Chamber of Commerce CEO Suzanne P. Clark celebrated the ruling, stating, “This decision is a significant win in the Chamber’s fight against government micromanagement of business decisions. A sweeping prohibition of noncompete agreements by the FTC was an unlawful extension of power that would have put American workers, businesses, and our economy at a competitive disadvantage.”

Noncompete agreements affect roughly 30 million Americans, or one in five workers, according to FTC findings. Advocates for banning these agreements often point to California’s state-level prohibition as a key factor behind the success of Silicon Valley’s tech industry.

Opponents of the attacks on non-compete contracts say that it’s basic contracting and rightly point out that workers are not obligated to agree to these contracts to work for a company if they don’t want to. They do have the freedom to look elsewhere. For some industries like real estate, it makes sense that a firm wouldn’t want anyone to gain inside secrets and then just jump ship to another firm.

Biden-Harris FTC Extremely Ineffective So Far

Critics of the Biden administration’s Federal Trade Commission (FTC) argue that it has struggled to deliver on key objectives despite its ambitious agenda, particularly under the leadership of Chair Lina Khan

A significant criticism is that the FTC has struggled to win high-profile antitrust cases.
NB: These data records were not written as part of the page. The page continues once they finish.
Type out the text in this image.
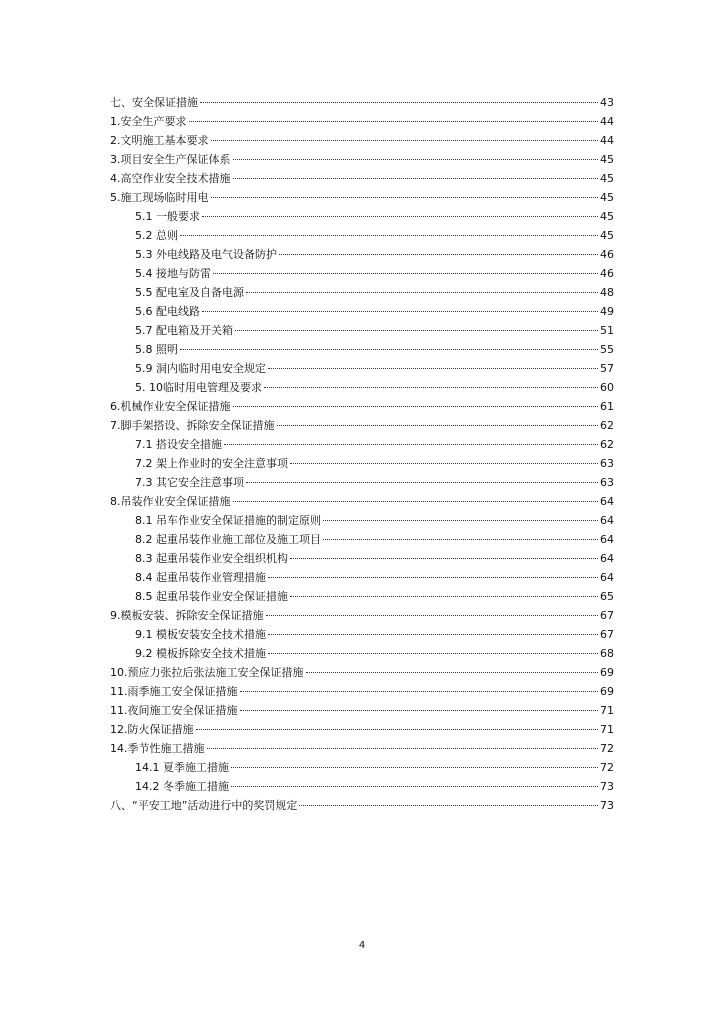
七、安全保证措施	43
1.安全生产要求	44
2.文明施工基本要求	44
3.项目安全生产保证体系	45
4.高空作业安全技术措施	45
5.施工现场临时用电	45
5.1 一般要求	45
5.2 总则	45
5.3 外电线路及电气设备防护	46
5.4 接地与防雷	46
5.5 配电室及自备电源	48
5.6 配电线路	49
5.7 配电箱及开关箱	51
5.8 照明	55
5.9 洞内临时用电安全规定	57
5. 10临时用电管理及要求	60
6.机械作业安全保证措施	61
7.脚手架搭设、拆除安全保证措施	62
7.1 搭设安全措施	62
7.2 架上作业时的安全注意事项	63
7.3 其它安全注意事项	63
8.吊装作业安全保证措施	64
8.1 吊车作业安全保证措施的制定原则	64
8.2 起重吊装作业施工部位及施工项目	64
8.3 起重吊装作业安全组织机构	64
8.4 起重吊装作业管理措施	64
8.5 起重吊装作业安全保证措施	65
9.模板安装、拆除安全保证措施	67
9.1 模板安装安全技术措施	67
9.2 模板拆除安全技术措施	68
10.预应力张拉后张法施工安全保证措施	69
11.雨季施工安全保证措施	69
11.夜间施工安全保证措施	71
12.防火保证措施	71
14.季节性施工措施	72
14.1 夏季施工措施	72
14.2 冬季施工措施	73
八、“平安工地”活动进行中的奖罚规定	73
4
For example, the agency’s efforts to block Meta’s acquisition of Within, a VR fitness app, and Microsoft’s purchase of Activision Blizzard were unsuccessful. These losses have raised questions about whether the agency is overreaching in its attempts to limit corporate consolidation without adequate legal groundwork.

Some critics argue that the FTC’s aggressive stance on blocking mergers and targeting big tech companies has led to resources being stretched too thin. The agency’s push to block many mergers, even in sectors where competition might be more nuanced, is seen as idealistic but lacking in practical results. This has been cited as a reason why some cases fall apart when challenged in court.

These aggressive strategies from the FTC lean heavy into the far-Left’s “progressive agenda”, but so far there’s been little success to point to. All of the big fights they have picked have not gone their way.